Today I walked past the site of the Yvonne Fletcher incident and thought I’d share some pictures of where this event took place, along with a little commentary, with my dear readers.
I’ll very briefly recap below, but for a thorough account of the event Wikipedia does as good a job as any here.
In 1984 a demonstration was taking place at the Libyan embassy in London (called the Libyan People’s Bureau by the Libyan government). The location of the Libyan embassy at that time was 5 St James’s Square. As is routinely done in such matters, a detachment of thirty London police officers was sent to St James’s Square to monitor the demonstration by Libyan dissidents opposed to the rule of Colonel Gaddafi. One of those police officers was a woman named Yvonne Fletcher.
Suddenly, and without warning, a diplomat from the embassy leaned out of a window and sprayed gunfire into the crowd below with a Sterling submachine gun. The gunfire struck a number of the protesters and fatally wounded Yvonne Fletcher whose fiance was among the other officers on the scene.
The original ITN report regarding Yvonne Fletcher’s murder with extensive footage of the area, the demonstrators and the shooting itself can be seen here.
The incident created an uncomfortable situation for the British government. The police and many in government were furious and surrounded the embassy with well-armed police units (and even summoned the SAS to the scene). But what about diplomatic immunity? After a standoff lasting eleven days, the British government stood down, allowing the embassy staff to depart the building and then expelling them from the country. Britain then broke off diplomatic relations with Libya.
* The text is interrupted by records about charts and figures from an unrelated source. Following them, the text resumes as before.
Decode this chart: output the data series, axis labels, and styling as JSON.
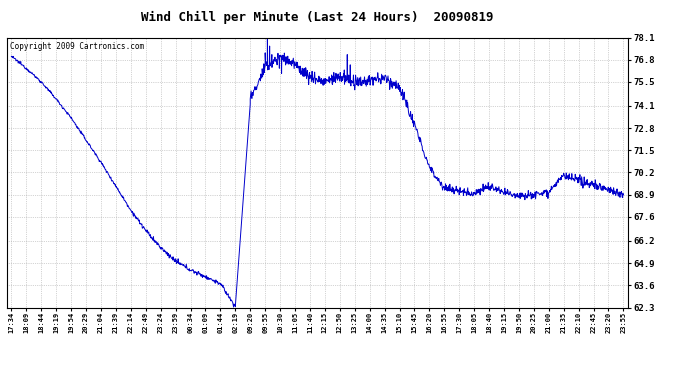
{
  "title": "Wind Chill per Minute (Last 24 Hours)  20090819",
  "copyright": "Copyright 2009 Cartronics.com",
  "line_color": "#0000cc",
  "bg_color": "#ffffff",
  "grid_color": "#aaaaaa",
  "ylim": [
    62.3,
    78.1
  ],
  "yticks": [
    62.3,
    63.6,
    64.9,
    66.2,
    67.6,
    68.9,
    70.2,
    71.5,
    72.8,
    74.1,
    75.5,
    76.8,
    78.1
  ],
  "xtick_labels": [
    "17:34",
    "18:09",
    "18:44",
    "19:19",
    "19:54",
    "20:29",
    "21:04",
    "21:39",
    "22:14",
    "22:49",
    "23:24",
    "23:59",
    "00:34",
    "01:09",
    "01:44",
    "02:19",
    "09:20",
    "09:55",
    "10:30",
    "11:05",
    "11:40",
    "12:15",
    "12:50",
    "13:25",
    "14:00",
    "14:35",
    "15:10",
    "15:45",
    "16:20",
    "16:55",
    "17:30",
    "18:05",
    "18:40",
    "19:15",
    "19:50",
    "20:25",
    "21:00",
    "21:35",
    "22:10",
    "22:45",
    "23:20",
    "23:55"
  ],
  "key_points": {
    "0": 77.0,
    "1": 76.3,
    "2": 75.5,
    "3": 74.5,
    "4": 73.4,
    "5": 72.1,
    "6": 70.8,
    "7": 69.4,
    "8": 68.0,
    "9": 66.8,
    "10": 65.8,
    "11": 65.0,
    "12": 64.5,
    "13": 64.1,
    "14": 63.7,
    "15": 62.35,
    "16": 74.5,
    "17": 76.3,
    "18": 77.0,
    "19": 76.5,
    "20": 75.8,
    "21": 75.5,
    "22": 75.8,
    "23": 75.4,
    "24": 75.6,
    "25": 75.7,
    "26": 75.2,
    "27": 73.0,
    "28": 70.5,
    "29": 69.3,
    "30": 69.1,
    "31": 69.0,
    "32": 69.4,
    "33": 69.0,
    "34": 68.9,
    "35": 68.9,
    "36": 69.1,
    "37": 70.0,
    "38": 69.7,
    "39": 69.5,
    "40": 69.2,
    "41": 68.9
  },
  "figsize": [
    6.9,
    3.75
  ],
  "dpi": 100
}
This decision by Britain was prompted, in part, by Libyan soldiers surrounding Britain’s embassy in Tripoli in response to Britain’s surrounding of Libya’s embassy in London. However, Britain also, appropriately, feared an escalating tit-for-tat confrontation with Libya that would spread beyond just their embassy staff to British government employees and civilians around the world. As difficult as it must have been, I believe they made the right decision.
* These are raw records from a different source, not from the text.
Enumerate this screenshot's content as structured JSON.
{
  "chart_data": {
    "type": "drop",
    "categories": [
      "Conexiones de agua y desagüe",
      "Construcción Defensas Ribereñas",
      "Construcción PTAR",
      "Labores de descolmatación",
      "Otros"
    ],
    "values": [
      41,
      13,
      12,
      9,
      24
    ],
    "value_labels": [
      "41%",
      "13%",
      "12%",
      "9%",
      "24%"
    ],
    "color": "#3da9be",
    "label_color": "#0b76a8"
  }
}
This is 5 St James Park as it looks today:
The gunman fired from the second window on the left (the one next to the balcony):
Now, this building pictured below, just to the right of the Libyan embassy, deserves a mention as well. This is 3 St James’s Square. In 1984, the CIA and MI6 were allegedly camped out on the top floor, listening in on all of the radio traffic flowing in and out of the embassy.
Conspiracists float the idea that these agencies intercepted a radio communication from Tripoli ordering the firing into the crowd. Forewarned, and given time to prepare, an agent of either the CIA or MI6 actually fired the fatal shot into Yvonne Fletcher. The physical evidence for this idea is derived from the 60° angle of entry of the bullet that killed Ms. Fletcher. Some highly regarded ballistics experts assert that it would have been impossible for the fatal shot supposedly fired from the balcony of the embassy to have achieved this angle – an angle that would have been achievable from the top floor of 3 St James’s Square.
The motive presented by the conspiracists? America was eager to bomb Libya, but wanted to get a reluctant Britain on board with the plan as well. Murdering a British citizen in a high-profile manner would go a long way toward swinging British public opinion against Libya. And indeed, Yvonne Fletcher’s murder was supposedly a large factor in Prime Minister Margaret Thatcher’s decision to authorize the launch of the U.S. bombing raid on Libya in 1986 from American bases in Britain. And when the United States did bomb Libya, there was barely a murmur of protest from the British public.
Whether one believes the conspiracists or not, it was a significant moment in history and it is interesting to see where it happened.
A memorial to Yvonne Fletcher was constructed and this is how it appears today:
Today Colonel Gaddafi says he has no idea who fired the gun. And there exists no enthusiasm in Britain to pursue the matter. After all, Libya has OIL… So, why dredge up past unpleasantness when there is money to be made?